You get HIV from another person’s body fluids. These are blood, semen, pre-ejaculate (the fluid that comes out of the penis before ejaculation), vaginal secretions and breast milk. You don’t get HIV from another person’s saliva or tears.
The most common way HIV is spread is through unprotected sex. It can be vaginal sex, anal sex (penetration of the anus instead of vagina) or oral sex (putting your mouth on somebody’s genitals). Anal sex and rough or ‘dry’ sex are risky because they can cause small tears inside the anus or in the vagina. The virus can easily pass into the body through these tears.
You may not think so, but oral sex also has risks, especially if you have small cuts in your mouth or gums.
There are other ways you can get HIV:
- A mother who has HIV can pass it on to her baby. This is called mother-to-child transmission. It can be reduced if the mother takes strong HIV medicines called ARVs.
- HIV can enter your body through open cuts or sores on any part of your body. The most dangerous sores are the ones on your vagina and penis.
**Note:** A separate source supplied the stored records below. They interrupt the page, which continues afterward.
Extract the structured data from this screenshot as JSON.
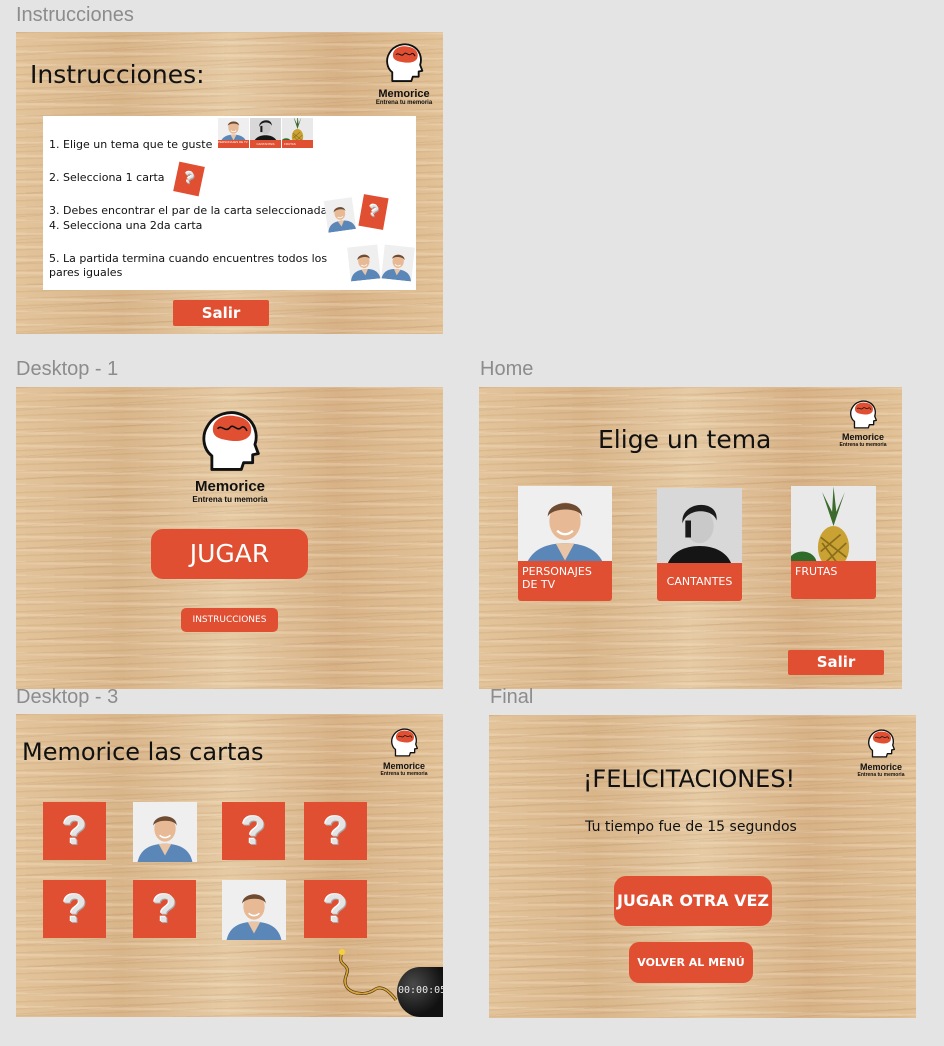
{
  "brand": {
    "name": "Memorice",
    "tagline": "Entrena tu memoria"
  },
  "colors": {
    "accent": "#e04f32",
    "canvas": "#e4e4e4",
    "wood": "#ddbb91",
    "text": "#111111"
  },
  "frames": {
    "instrucciones": {
      "label": "Instrucciones",
      "title": "Instrucciones:",
      "steps": [
        "1. Elige un tema que te guste",
        "2.  Selecciona 1 carta",
        "3. Debes  encontrar el par de la carta seleccionada",
        "4. Selecciona una 2da carta",
        "5. La partida termina cuando encuentres todos los pares iguales"
      ],
      "mini_themes": [
        "PERSONAJES DE TV",
        "CANTANTES",
        "FRUTAS"
      ],
      "exit_button": "Salir"
    },
    "desktop1": {
      "label": "Desktop - 1",
      "play_button": "JUGAR",
      "instructions_button": "INSTRUCCIONES"
    },
    "home": {
      "label": "Home",
      "title": "Elige un tema",
      "themes": [
        {
          "label": "PERSONAJES DE TV",
          "icon": "man-portrait"
        },
        {
          "label": "CANTANTES",
          "icon": "singer-portrait"
        },
        {
          "label": "FRUTAS",
          "icon": "pineapple"
        }
      ],
      "exit_button": "Salir"
    },
    "desktop3": {
      "label": "Desktop - 3",
      "title": "Memorice las cartas",
      "cards": [
        "hidden",
        "revealed",
        "hidden",
        "hidden",
        "hidden",
        "hidden",
        "revealed",
        "hidden"
      ],
      "hidden_symbol": "?",
      "timer": "00:00:05"
    },
    "final": {
      "label": "Final",
      "title": "¡FELICITACIONES!",
      "message": "Tu tiempo fue de 15  segundos",
      "play_again_button": "JUGAR OTRA VEZ",
      "menu_button": "VOLVER AL MENÚ"
    }
  }
}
- Sharing syringes is another way that HIV is transmitted.
You cannot get HIV from:
- Hugging, kissing or touching
- Living together, eating together or sharing a toilet
- Mosquitoes or other insects
If you had unprotected sex or know you are pregnant, take an HIV test. Test for HIV every 3 months to be safe. If you test positive, you will be given antiretroviral (ARV) medicines to keep your body healthy. If you are pregnant, these will also protect your baby.